Open Thread: Is In-House Still Worth It?

It wasn’t long ago that both associates and partners regarded moving in-house as a “golden ticket.” Better hours, comparable pay, and a sweet “Executive Vice-President” title.
Now? Ask former firm lawyers who went over to Bear Stearns, Lehman, Merrill, or WaMu how their new gigs are working out. For that matter, ask attorneys at JPMorgan Chase, BoA, or Barclays how secure they feel about their jobs.
As financial services firms break up and merge, what happens to the in-house attorneys caught up in the mix?
Much of the value from in-house counsel comes from keeping as much work off the big firm plate as possible. It’s a volume business. When trading is tepid and profits non-existent, businesspeople often turn a greedy eye to in-house attorney salaries. Remember, it’s not like the businesspeople really like the lawyers hanging around anyway. It’s more of a “you want me on that wall, you need me on that wall” type of situation.

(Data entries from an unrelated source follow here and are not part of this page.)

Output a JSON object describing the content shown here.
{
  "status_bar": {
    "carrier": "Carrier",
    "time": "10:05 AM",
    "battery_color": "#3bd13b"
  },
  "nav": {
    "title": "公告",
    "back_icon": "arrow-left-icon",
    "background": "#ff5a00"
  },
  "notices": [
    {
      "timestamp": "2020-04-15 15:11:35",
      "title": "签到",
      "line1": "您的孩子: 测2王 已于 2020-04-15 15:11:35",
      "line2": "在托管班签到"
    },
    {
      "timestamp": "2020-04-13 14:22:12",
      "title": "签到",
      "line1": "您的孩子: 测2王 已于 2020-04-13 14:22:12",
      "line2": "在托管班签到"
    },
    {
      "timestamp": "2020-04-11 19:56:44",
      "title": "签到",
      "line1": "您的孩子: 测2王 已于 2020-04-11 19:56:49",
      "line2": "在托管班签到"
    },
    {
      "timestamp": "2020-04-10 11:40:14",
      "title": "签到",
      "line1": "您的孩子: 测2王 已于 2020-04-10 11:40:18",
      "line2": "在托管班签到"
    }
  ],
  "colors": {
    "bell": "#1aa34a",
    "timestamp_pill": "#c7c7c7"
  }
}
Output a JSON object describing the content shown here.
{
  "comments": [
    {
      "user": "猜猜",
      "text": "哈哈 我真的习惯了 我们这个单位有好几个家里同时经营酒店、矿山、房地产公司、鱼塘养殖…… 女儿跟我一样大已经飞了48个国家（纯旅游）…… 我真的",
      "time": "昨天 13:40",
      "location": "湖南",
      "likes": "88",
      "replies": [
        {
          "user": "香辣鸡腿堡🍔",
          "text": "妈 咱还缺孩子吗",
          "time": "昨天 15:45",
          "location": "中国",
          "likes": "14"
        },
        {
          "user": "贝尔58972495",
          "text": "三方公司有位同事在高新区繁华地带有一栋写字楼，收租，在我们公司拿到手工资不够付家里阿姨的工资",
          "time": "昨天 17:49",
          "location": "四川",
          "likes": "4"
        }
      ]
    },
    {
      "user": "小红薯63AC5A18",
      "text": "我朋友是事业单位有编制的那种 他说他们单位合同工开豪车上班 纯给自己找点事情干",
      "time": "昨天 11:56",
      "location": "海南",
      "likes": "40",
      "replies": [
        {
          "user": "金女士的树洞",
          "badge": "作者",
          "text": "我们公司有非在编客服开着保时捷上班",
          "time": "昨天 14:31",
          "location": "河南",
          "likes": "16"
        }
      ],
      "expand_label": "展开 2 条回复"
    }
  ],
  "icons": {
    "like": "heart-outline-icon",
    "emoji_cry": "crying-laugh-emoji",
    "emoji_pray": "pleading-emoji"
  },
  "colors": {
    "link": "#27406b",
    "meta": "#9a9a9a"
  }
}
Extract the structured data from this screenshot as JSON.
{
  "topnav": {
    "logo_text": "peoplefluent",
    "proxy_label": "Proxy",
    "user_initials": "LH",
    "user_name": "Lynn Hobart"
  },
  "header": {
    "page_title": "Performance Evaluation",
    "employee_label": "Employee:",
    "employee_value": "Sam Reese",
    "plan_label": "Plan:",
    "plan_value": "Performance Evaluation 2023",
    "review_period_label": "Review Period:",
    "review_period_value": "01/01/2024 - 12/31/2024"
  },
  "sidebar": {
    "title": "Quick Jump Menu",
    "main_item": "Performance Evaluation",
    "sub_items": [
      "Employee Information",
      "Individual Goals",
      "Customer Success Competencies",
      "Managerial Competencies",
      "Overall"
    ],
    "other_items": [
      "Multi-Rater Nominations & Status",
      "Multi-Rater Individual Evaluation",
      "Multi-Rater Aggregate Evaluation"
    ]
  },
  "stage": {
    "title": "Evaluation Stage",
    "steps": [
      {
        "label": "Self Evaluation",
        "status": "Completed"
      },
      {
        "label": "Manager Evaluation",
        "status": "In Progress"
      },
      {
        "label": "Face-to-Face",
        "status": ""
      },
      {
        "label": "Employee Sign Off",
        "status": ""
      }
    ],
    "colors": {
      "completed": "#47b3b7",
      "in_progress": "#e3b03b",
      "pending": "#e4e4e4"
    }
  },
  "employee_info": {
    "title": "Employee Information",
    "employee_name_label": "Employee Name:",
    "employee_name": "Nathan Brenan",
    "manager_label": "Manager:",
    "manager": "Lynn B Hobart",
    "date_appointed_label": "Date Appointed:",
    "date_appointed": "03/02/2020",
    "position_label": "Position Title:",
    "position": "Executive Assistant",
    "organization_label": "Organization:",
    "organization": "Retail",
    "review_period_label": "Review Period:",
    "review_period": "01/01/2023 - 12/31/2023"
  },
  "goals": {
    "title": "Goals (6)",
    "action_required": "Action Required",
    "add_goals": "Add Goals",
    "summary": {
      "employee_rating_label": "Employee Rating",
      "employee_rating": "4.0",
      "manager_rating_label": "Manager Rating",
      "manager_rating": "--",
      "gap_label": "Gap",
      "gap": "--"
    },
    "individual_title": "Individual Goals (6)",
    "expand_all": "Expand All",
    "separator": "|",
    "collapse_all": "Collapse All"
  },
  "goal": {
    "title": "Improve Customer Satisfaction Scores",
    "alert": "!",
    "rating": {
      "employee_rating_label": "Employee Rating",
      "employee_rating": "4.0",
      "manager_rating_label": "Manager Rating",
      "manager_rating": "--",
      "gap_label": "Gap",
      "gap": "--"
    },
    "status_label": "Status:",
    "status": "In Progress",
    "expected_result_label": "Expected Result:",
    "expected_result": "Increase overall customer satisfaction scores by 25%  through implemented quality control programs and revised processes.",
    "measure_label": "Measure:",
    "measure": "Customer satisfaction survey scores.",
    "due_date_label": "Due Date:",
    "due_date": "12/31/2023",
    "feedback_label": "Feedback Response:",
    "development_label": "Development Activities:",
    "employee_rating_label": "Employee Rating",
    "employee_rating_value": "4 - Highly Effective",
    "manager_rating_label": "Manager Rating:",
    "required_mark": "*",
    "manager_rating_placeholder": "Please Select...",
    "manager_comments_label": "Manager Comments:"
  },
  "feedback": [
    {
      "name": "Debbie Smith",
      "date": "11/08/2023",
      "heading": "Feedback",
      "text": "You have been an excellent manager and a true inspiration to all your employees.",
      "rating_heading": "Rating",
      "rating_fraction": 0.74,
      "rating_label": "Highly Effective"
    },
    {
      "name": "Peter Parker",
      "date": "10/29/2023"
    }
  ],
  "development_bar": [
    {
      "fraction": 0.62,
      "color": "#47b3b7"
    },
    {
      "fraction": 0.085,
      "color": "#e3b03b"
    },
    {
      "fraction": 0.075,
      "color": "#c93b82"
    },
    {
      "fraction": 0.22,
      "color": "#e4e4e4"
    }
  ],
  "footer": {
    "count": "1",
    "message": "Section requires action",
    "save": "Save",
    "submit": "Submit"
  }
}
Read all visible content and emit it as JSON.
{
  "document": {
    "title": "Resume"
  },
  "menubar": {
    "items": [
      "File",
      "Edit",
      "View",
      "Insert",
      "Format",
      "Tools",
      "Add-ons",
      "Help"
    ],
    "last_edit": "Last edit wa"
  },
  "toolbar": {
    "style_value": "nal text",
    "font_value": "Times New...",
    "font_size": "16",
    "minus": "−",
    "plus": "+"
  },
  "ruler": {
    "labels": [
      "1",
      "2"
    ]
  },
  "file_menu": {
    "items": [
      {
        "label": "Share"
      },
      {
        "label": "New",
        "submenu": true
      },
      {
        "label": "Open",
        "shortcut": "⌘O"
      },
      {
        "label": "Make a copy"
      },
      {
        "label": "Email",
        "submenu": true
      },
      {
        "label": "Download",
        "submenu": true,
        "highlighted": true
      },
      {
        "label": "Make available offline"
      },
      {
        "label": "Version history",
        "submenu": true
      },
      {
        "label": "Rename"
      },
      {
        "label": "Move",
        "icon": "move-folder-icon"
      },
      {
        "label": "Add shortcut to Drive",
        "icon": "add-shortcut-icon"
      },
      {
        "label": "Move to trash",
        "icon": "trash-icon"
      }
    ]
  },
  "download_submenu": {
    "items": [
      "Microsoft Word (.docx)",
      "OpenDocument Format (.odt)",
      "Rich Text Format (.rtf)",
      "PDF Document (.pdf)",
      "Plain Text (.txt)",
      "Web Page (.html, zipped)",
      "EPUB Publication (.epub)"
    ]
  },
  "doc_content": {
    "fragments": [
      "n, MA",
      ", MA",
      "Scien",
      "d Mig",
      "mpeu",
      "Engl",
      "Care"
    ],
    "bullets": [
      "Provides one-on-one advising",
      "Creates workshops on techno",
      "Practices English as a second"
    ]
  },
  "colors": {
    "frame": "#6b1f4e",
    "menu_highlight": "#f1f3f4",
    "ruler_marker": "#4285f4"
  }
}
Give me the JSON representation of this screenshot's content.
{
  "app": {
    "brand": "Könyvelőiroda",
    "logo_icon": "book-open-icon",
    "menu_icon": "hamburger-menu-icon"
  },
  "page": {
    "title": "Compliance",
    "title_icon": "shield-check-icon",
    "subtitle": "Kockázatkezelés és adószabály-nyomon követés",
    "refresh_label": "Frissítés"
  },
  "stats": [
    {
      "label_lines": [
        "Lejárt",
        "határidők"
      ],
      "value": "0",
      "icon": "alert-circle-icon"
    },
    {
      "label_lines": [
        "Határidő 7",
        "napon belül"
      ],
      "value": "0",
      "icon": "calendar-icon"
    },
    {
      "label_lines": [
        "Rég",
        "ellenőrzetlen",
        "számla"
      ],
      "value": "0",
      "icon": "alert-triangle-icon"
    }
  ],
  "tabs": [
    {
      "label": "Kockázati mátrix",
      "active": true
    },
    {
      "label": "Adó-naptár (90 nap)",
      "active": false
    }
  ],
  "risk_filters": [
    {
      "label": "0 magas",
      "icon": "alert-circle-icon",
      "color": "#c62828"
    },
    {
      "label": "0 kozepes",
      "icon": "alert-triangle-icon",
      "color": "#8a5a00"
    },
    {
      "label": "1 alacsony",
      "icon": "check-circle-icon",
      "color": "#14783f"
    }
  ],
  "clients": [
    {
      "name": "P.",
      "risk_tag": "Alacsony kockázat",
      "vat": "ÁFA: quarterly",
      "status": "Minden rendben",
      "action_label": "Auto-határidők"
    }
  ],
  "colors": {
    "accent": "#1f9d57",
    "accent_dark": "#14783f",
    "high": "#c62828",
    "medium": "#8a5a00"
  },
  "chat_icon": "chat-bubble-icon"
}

But should an in-house attorney get laid off, how easy is it for them to get back into the Biglaw pipeline? Are firms going to be interested in hiring corporate attorneys with years of expertise in business platforms that are no longer viable?
If you can’t go in-house, what exit options remain for Biglaw corporate associates? Litigators can always go litigate somewhere. There are lots of frivolous lawsuits just begging to be filed (and defended against). But for corporate attorneys, are you better off just keeping your head down and doing your best to ride out the storm?
Alternative career resolution ideas are welcome in the comments.